Mixture driver (optional in python). These provide batch operations on a collection of groups. Clustering mixture drivers, referencing a clustering model:

mixture = model.Mixture()
mixture.counts().push_back(count)                       # C++ only
mixture.init(model)                                     # C++ only
mixture.init(model, counts)                             # python only
mixture.remove_group(shared, groupid)
mixture.add_value(shared, groupid, value) -> bool
mixture.remove_value(shared, groupid, value) -> bool
mixture.score_value(shared, value, scores_out)
mixture.score_data(shared) -> float

Mixture drivers and slaves coordinate using the pattern:

# driver is a single clustering model
# slaves is a list of feature models

def add_value(driver, slaves, groupid, value):
    added = driver.mixture.add_value(driver.shared, groupid, value)
    for slave in slaves:
        slave.mixture.add_value(slave.shared, groupid, value)
        if added:
            slave.mixture.add_group(slave.shared)

def remove_value(driver, slaves, groupid, value):
    removed = driver.mixture.remove_value(driver.shared, groupid, value)
    for slave in slaves:
        slave.mixture.add_value(slave.shared, groupid, value)
        if removed:
            slave.mixture.remove_group(slave.shared, groupid)

See examples/mixture/main.py for a working example.
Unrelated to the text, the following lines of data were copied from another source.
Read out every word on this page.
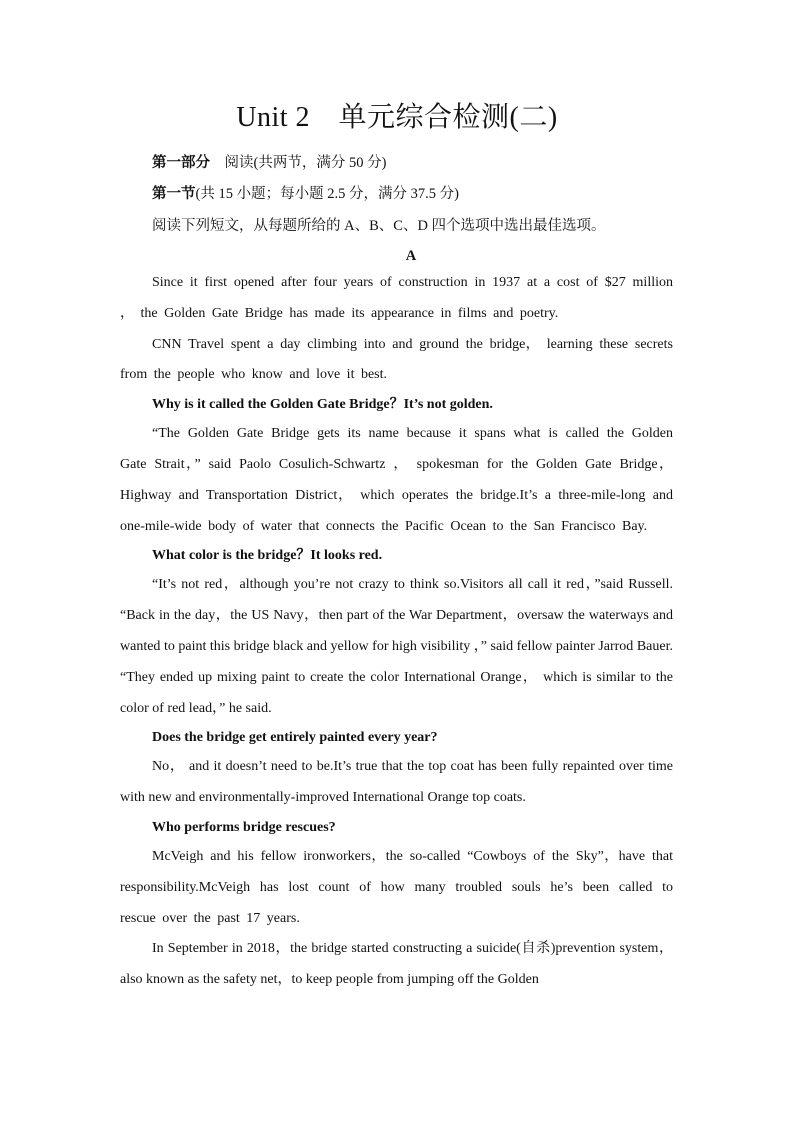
Unit 2　单元综合检测(二)
第一部分　阅读(共两节，满分 50 分)
第一节(共 15 小题；每小题 2.5 分，满分 37.5 分)
阅读下列短文，从每题所给的 A、B、C、D 四个选项中选出最佳选项。
A

Since it first opened after four years of construction in 1937 at a cost of $27 million ， the Golden Gate Bridge has made its appearance in films and poetry.

CNN Travel spent a day climbing into and ground the bridge， learning these secrets from the people who know and love it best.

Why is it called the Golden Gate Bridge？It’s not golden.

“The Golden Gate Bridge gets its name because it spans what is called the Golden Gate Strait，” said Paolo Cosulich-Schwartz ， spokesman for the Golden Gate Bridge， Highway and Transportation District， which operates the bridge.It’s a three-mile-long and one-mile-wide body of water that connects the Pacific Ocean to the San Francisco Bay.

What color is the bridge？It looks red.

“It’s not red，although you’re not crazy to think so.Visitors all call it red，”said Russell. “Back in the day，the US Navy，then part of the War Department，oversaw the waterways and wanted to paint this bridge black and yellow for high visibility ，” said fellow painter Jarrod Bauer. “They ended up mixing paint to create the color International Orange， which is similar to the color of red lead，” he said.

Does the bridge get entirely painted every year?

No， and it doesn’t need to be.It’s true that the top coat has been fully repainted over time with new and environmentally-improved International Orange top coats.

Who performs bridge rescues?

McVeigh and his fellow ironworkers，the so-called “Cowboys of the Sky”，have that responsibility.McVeigh has lost count of how many troubled souls he’s been called to rescue over the past 17 years.

In September in 2018，the bridge started constructing a suicide(自杀)prevention system， also known as the safety net，to keep people from jumping off the Golden
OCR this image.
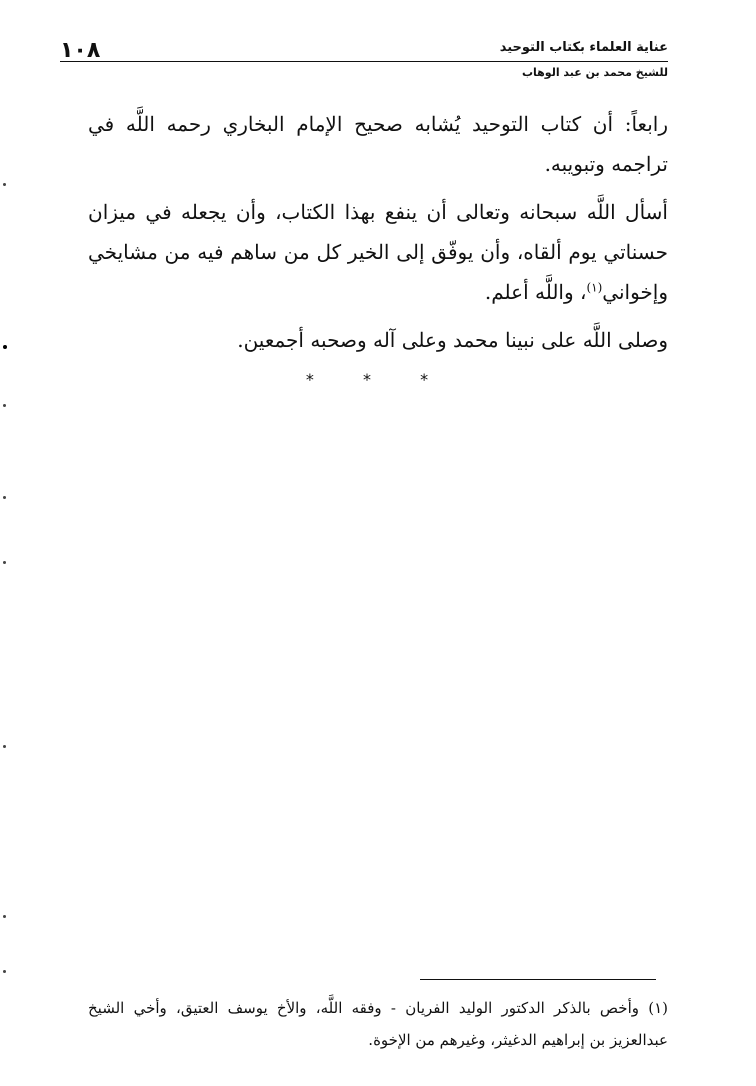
١٠٨	عناية العلماء بكتاب التوحيد
للشيخ محمد بن عبد الوهاب

رابعاً: أن كتاب التوحيد يُشابه صحيح الإمام البخاري رحمه اللَّه في تراجمه وتبويبه.

أسأل اللَّه سبحانه وتعالى أن ينفع بهذا الكتاب، وأن يجعله في ميزان حسناتي يوم ألقاه، وأن يوفّق إلى الخير كل من ساهم فيه من مشايخي وإخواني$^{(١)}$، واللَّه أعلم.

وصلى اللَّه على نبينا محمد وعلى آله وصحبه أجمعين.

* * *
(١) وأخص بالذكر الدكتور الوليد الفريان - وفقه اللَّه، والأخ يوسف العتيق، وأخي الشيخ عبدالعزيز بن إبراهيم الدغيثر، وغيرهم من الإخوة.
Testing metadata (python only). Example model parameters and datasets are automatically discovered by unit test infrastructures, reducing the cost of per-model test-writing:
```
ExampleModel.EXAMPLES = [ ...model specific... ]
```

Source of Entropy¶

The C++ methods explicity require a random number generator rng everywhere entropy may be consumed. The python models try to maintain compatibility with numpy.random by hiding this source either as the global numpy.random generator, or as single global_rng in wrapped C++.